Attention Deficit Hyperactivity Disorder (ADHD) is a complex condition that affects individuals differently. It is often misunderstood and misdiagnosed, leading to incorrect assumptions about its symptoms and effects. The wrong impression can be damaging to those with ADHD, as they may feel judged or labeled based on false information. In this blog, we will debunk 5 myths about ADHD to create a more compassionate society.

What is ADHD?

ADHD is a neurological disorder caused by an imbalance in the brain’s levels of certain neurotransmitters. This chemical imbalance can affect a person’s ability to focus and pay attention, control impulsive behaviors, and stay organized. Experts estimate that 8-12% of children aged 3-17 are diagnosed with ADHD, and approximately 4.4% of adults in the US live with it. While medical interventions may help manage symptoms, what we know about the causes remains unknown. Recent research has indicated that genetics, lifestyle, environment, and diet all can play an essential role in what leads to a lifelong struggle for many people. Understanding this complexity of possible factors and getting proper treatment is vital to living with ADHD effectively and improving quality of life.

All People with ADHD are Hyperactive

False! While hyperactivity is one of the main symptoms of ADHD, it isn’t always present, especially in adults. Many people with ADHD are quite calm but still have problems focusing or controlling their impulses.

Only Children Have ADHD

False! While it’s true that many children are diagnosed with the disorder, adults can suffer from it too. The symptoms may even become more pronounced as individuals age and face new challenges like work or relationships.

People with ADHD Cannot Concentrate

False! People with ADHD often have difficulty concentrating for long periods due to impulsivity and restlessness, but this does not mean they can’t focus. With proper treatment and lifestyle changes, individuals can learn how to better focus on tasks for more extended periods.

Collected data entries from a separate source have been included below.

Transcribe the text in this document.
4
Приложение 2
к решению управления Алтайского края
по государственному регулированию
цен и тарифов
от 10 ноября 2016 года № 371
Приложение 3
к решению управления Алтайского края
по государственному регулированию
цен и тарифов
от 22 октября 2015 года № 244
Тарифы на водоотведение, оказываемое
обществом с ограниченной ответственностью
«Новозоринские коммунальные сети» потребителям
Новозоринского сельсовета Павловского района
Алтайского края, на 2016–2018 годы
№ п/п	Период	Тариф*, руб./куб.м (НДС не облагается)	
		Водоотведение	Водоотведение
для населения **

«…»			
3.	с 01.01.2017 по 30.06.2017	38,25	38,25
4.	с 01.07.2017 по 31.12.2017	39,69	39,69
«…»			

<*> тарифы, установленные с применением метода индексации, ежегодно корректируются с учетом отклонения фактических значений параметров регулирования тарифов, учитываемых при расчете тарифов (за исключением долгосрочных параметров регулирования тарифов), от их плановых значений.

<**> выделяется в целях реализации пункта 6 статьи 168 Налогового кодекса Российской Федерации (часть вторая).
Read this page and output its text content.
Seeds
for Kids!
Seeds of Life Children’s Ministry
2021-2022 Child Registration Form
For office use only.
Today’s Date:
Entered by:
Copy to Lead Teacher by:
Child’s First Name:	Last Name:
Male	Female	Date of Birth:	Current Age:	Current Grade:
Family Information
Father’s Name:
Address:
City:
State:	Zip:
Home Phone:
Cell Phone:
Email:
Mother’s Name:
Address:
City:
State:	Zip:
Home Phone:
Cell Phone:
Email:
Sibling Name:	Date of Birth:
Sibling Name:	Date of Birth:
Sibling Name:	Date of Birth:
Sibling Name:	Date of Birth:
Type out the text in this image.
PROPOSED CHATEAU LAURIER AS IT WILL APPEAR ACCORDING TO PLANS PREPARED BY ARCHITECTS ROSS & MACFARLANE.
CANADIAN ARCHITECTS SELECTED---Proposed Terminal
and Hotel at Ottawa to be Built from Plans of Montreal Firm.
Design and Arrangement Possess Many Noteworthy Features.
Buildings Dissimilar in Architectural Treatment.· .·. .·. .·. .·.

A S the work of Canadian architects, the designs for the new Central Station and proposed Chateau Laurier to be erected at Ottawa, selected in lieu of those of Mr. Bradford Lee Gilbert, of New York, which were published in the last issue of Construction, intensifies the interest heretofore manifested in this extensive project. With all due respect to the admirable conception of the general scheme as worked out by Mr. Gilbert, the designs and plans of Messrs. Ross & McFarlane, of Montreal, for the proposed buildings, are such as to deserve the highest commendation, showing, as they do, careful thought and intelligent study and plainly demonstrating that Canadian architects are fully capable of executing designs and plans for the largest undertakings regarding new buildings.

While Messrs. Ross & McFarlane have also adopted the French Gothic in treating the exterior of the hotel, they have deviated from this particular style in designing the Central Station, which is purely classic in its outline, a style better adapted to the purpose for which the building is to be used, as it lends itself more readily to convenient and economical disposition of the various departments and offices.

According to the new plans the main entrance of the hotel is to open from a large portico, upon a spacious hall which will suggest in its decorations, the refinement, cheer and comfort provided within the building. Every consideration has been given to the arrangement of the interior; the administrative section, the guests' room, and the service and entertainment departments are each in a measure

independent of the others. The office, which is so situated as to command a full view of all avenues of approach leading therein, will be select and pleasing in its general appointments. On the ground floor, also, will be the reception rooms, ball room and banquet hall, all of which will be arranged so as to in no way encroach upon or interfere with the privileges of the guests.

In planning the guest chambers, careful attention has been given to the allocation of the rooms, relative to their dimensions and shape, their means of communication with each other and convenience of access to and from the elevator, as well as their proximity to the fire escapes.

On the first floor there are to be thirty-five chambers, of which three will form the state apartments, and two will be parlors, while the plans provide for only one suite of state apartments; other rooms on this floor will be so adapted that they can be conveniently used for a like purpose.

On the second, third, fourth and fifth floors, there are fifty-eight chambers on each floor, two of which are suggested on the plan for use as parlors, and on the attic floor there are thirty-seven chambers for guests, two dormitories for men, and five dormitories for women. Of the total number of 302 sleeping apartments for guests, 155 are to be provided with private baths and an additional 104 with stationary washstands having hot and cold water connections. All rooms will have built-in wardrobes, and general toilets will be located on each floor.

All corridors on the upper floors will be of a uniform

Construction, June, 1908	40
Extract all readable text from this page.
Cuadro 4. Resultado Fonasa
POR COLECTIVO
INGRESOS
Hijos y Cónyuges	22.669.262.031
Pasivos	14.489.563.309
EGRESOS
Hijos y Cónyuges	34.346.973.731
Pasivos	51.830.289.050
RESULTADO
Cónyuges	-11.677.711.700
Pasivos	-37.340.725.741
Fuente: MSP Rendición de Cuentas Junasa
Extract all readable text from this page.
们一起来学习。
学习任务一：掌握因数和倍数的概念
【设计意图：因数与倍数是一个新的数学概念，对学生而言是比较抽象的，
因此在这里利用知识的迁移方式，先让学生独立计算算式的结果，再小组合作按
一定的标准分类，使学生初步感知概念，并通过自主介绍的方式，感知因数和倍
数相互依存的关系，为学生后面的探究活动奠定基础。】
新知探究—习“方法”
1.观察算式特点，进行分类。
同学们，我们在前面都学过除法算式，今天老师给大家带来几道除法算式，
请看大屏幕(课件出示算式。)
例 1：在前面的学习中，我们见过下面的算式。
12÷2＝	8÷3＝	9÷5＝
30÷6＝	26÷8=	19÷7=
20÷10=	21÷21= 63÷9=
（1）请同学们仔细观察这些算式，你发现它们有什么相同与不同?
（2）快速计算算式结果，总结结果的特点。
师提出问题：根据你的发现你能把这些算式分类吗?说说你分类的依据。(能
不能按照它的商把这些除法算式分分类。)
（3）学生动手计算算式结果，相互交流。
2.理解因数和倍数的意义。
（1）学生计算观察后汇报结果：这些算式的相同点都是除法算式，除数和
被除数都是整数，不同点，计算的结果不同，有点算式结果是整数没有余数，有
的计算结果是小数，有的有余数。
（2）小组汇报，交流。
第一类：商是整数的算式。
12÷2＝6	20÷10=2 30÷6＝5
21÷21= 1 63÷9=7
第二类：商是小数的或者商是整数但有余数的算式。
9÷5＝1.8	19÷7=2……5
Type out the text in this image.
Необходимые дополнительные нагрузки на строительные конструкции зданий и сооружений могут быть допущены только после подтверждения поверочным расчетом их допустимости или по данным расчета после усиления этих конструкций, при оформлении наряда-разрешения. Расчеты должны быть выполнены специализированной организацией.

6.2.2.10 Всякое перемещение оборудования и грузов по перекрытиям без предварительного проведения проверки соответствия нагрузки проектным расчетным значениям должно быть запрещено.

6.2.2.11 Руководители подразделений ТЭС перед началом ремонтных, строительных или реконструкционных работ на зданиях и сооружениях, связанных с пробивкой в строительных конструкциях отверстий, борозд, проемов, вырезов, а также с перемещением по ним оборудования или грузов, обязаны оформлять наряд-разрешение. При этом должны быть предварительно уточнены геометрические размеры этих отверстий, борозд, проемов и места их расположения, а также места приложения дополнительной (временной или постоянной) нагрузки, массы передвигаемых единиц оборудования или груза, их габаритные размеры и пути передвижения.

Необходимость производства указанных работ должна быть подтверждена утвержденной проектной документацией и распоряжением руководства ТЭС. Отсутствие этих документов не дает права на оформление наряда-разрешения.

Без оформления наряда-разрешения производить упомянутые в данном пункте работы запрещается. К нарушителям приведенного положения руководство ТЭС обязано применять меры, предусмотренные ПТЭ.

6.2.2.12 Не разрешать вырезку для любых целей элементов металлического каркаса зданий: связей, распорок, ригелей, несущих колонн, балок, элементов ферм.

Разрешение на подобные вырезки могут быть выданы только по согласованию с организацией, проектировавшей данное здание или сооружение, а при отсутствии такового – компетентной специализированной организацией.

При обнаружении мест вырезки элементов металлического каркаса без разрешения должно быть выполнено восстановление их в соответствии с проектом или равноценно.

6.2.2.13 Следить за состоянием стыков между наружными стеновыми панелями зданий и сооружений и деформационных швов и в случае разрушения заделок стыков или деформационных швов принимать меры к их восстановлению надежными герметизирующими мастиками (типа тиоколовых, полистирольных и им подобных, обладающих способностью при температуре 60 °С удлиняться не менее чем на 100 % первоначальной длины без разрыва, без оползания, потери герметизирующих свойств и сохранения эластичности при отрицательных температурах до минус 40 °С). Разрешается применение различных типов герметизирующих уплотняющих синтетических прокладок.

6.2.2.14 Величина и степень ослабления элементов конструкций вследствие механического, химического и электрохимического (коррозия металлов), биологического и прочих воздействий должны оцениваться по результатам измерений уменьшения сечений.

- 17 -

Boys Are More Likely Than Girls to Have ADHD

False! Boys are diagnosed slightly more often than girls because they tend to exhibit more obvious symptoms, such as hyperactivity and impulsivity; however, ADHD is often overlooked in girls since their symptoms tend to be less noticeable or disruptive—for instance, they’re considered “spacey” or “talkative.” Health professionals should consider ADHD in both boys and girls.

People with ADHD are Lazy

False! People with the disorder don’t just “lack motivation”—they have real challenges due to their condition, making completing tasks difficult despite their best efforts. As such, it is important not to judge someone harshly simply because they appear unmotivated or disinterested in a task; instead, find ways to help them succeed by providing support and guidance tailored towards their specific needs.

ADHD Resources

It’s important for everyone—especially HR teams and managers—to understand what ADHD really means so that we can create a more understanding society for those affected by it. We hope this blog has helped debunk some common myths about the disorder so that people can approach conversations about it with accurate information rather than preconceived notions or prejudice based on something they heard before without doing further research. We hope this blog post has helped you gain insight into why these myths exist — so you can start tackling them head-on!